Reputation: 127
I'm working with eigenfaces for a facial recognition program I am writing. I have a couple questions about how eigenfaces are actually generated:
Are they generated from a lot of pictures of different people, or a lot of pictures of the same person?
Do these people need to include the people you want to recognize? If not, then how would any type of comparison be made?
Is an eigenface determined for every image you provide, or do multiple pictures go towards creating one eigenface?
This is all about the generation or learning phase of the eigenfaces. Thanks for any help or pointing me in the right direction!
Upvotes: 3
Views: 1232
Reputation: 3852
I actually find the description for Eigenfaces on Wikipedia quite useful. To answer your questions:
Edit: Answering the question, that Kevin added in the comment to the question:
The idea behind using eigenfaces, is that you can express an image of a face by mixing eigenfaces together. Let's suppose you have three eigenfaces ef_1, ef_2, ef_3
and you have an image of a face f_1 = a_1 * ef_1 + a_2 * ef_2 + a_3 * ef_3
. The eigenfaces do not change, regardless which face you want to express with them, however, the coefficients a = (a_1, a_2, a_3)
are characteristic to the face. This is what you would use to compare two faces.
But in order to get to the stage where you can use eigenfaces, you first have to align (register) an observed face with the eigenfaces, which is not trivial and a completely different topic (see pxu's answer).

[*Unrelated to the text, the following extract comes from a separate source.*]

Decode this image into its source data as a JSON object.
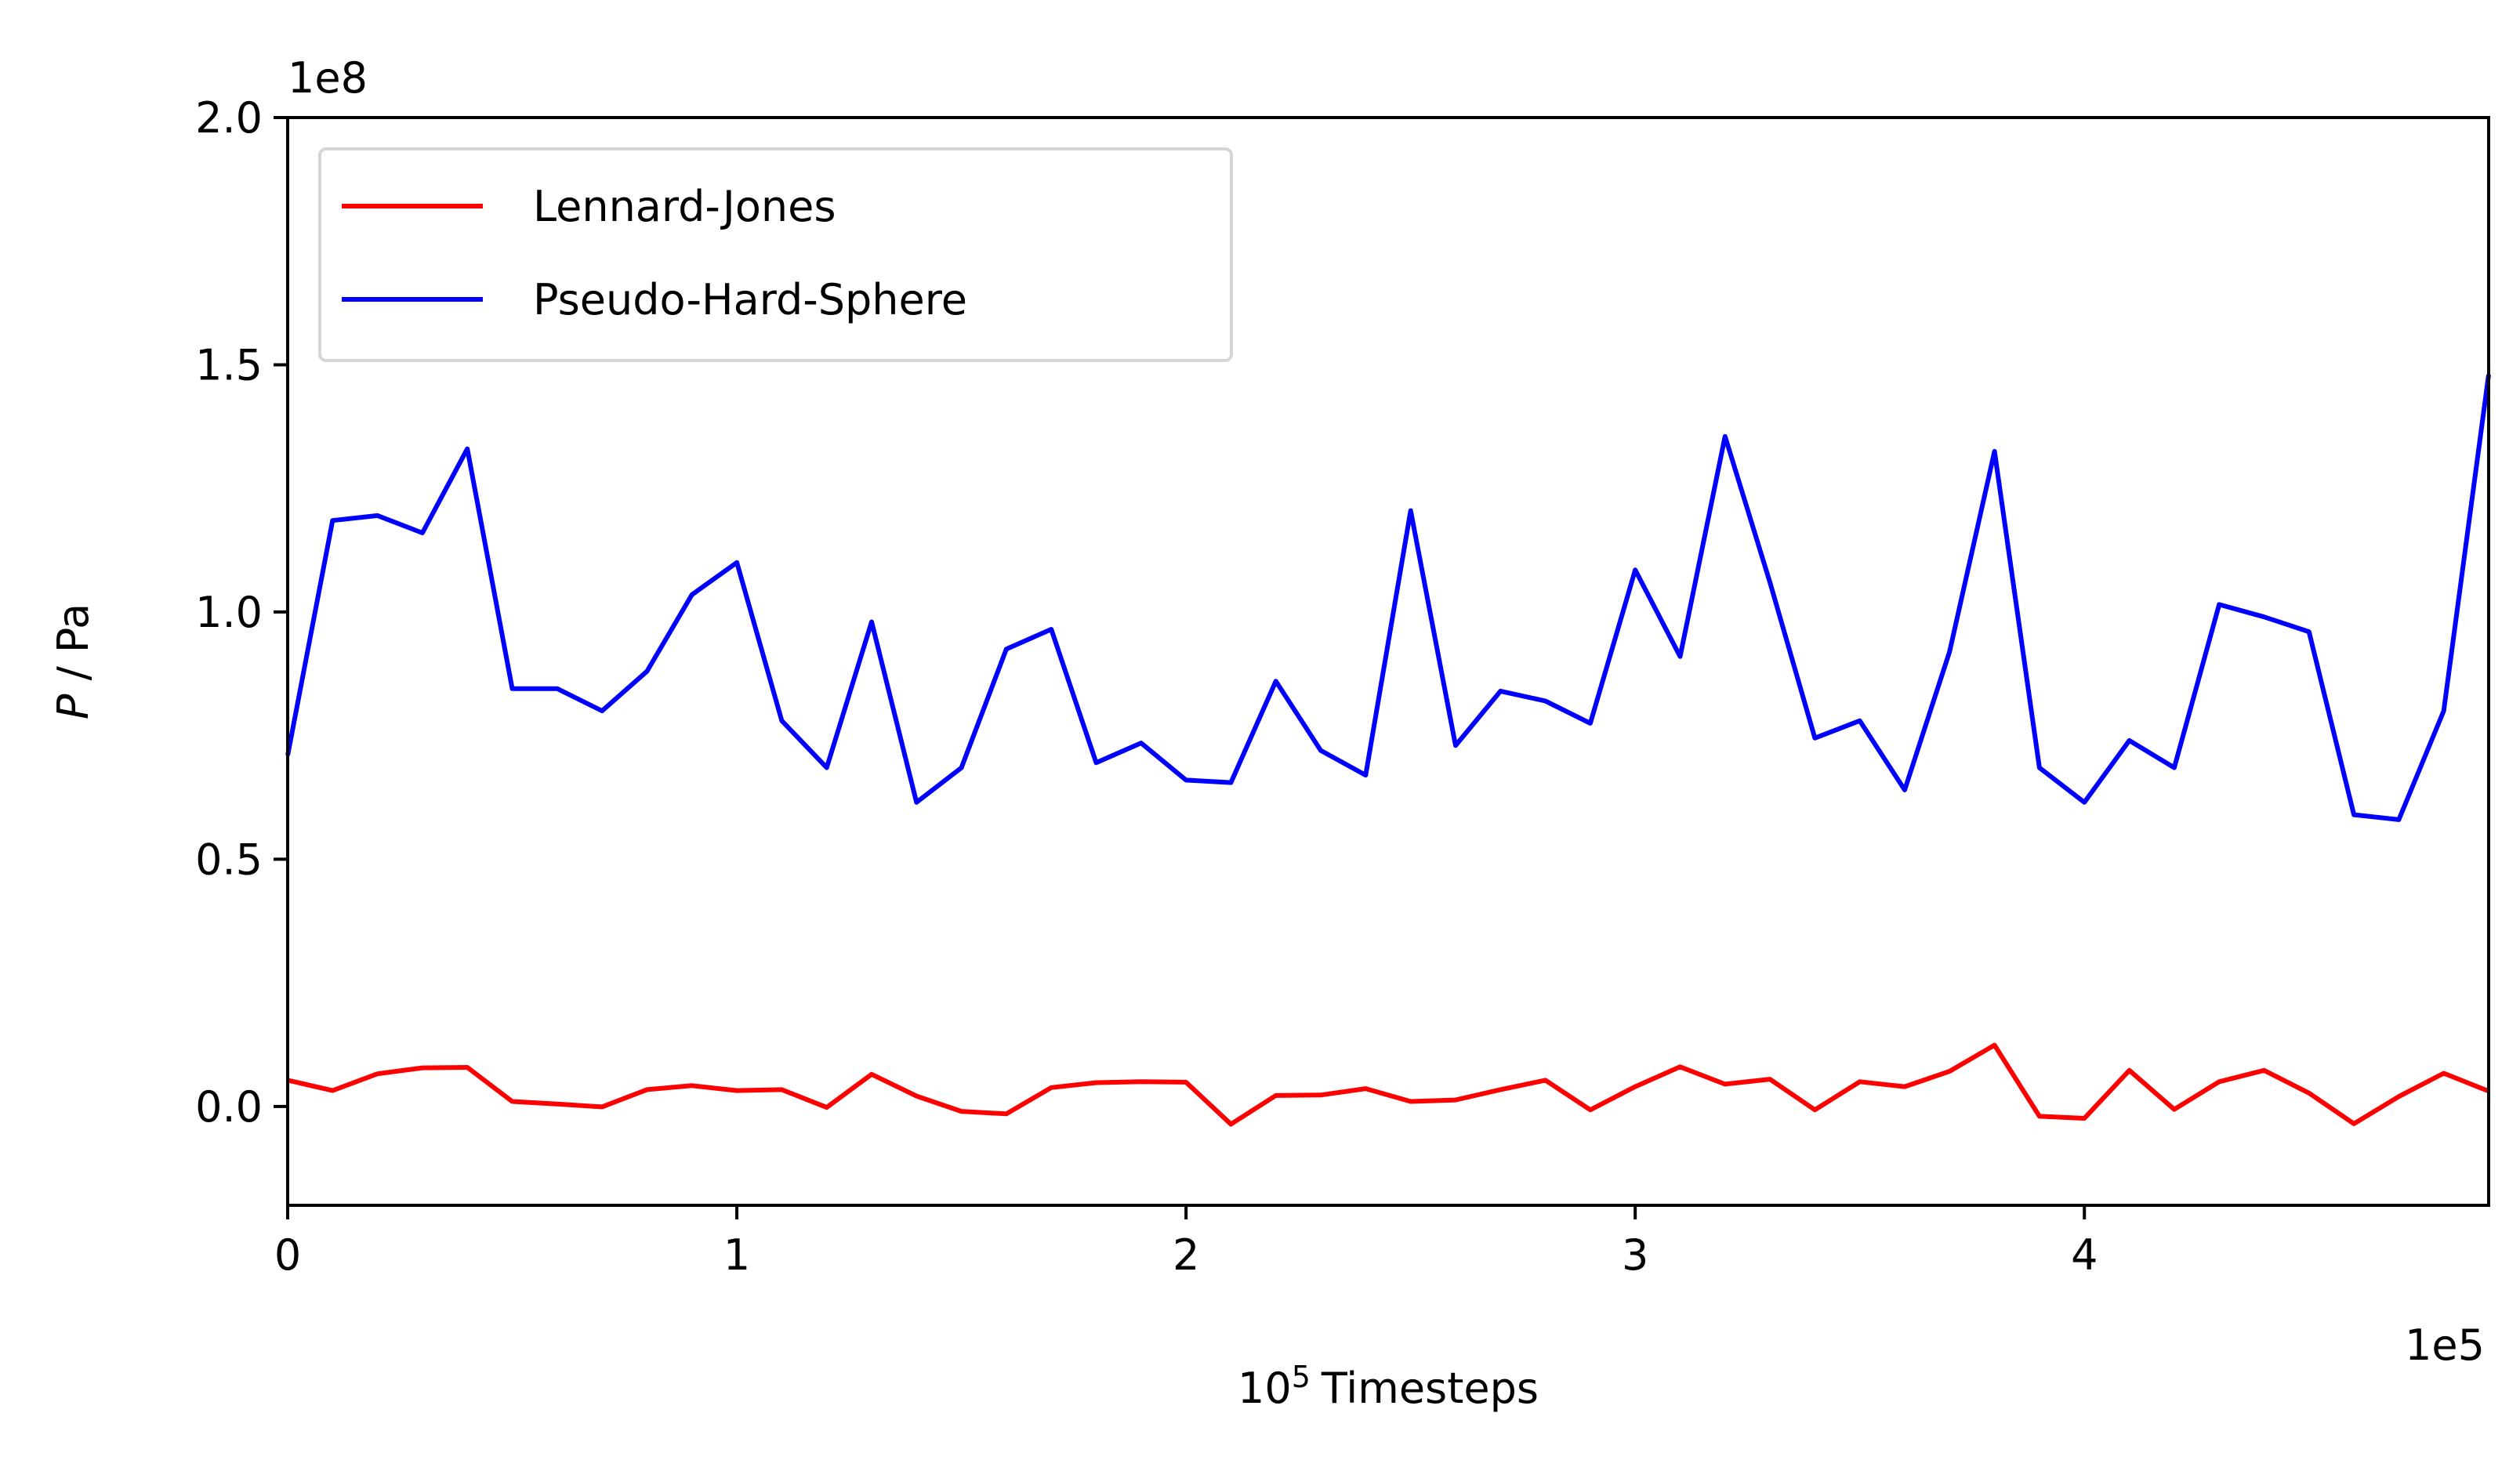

P.S.: I recommend, that you keep an eye on Area 51: Computer Vision, which is a Stack Overflow sister site about computer vision in the making.
Upvotes: 2
Reputation: 6675
Nota bene: you need very good registration of the faces. Eigenfaces is notoriously bad about translation/rotation invariance. Your results are likely to be terrible unless you register well. The original Turk and Pentland paper was groundbreaking not just because of the technique but for the scale and quality of data set they gathered which enabled said technique.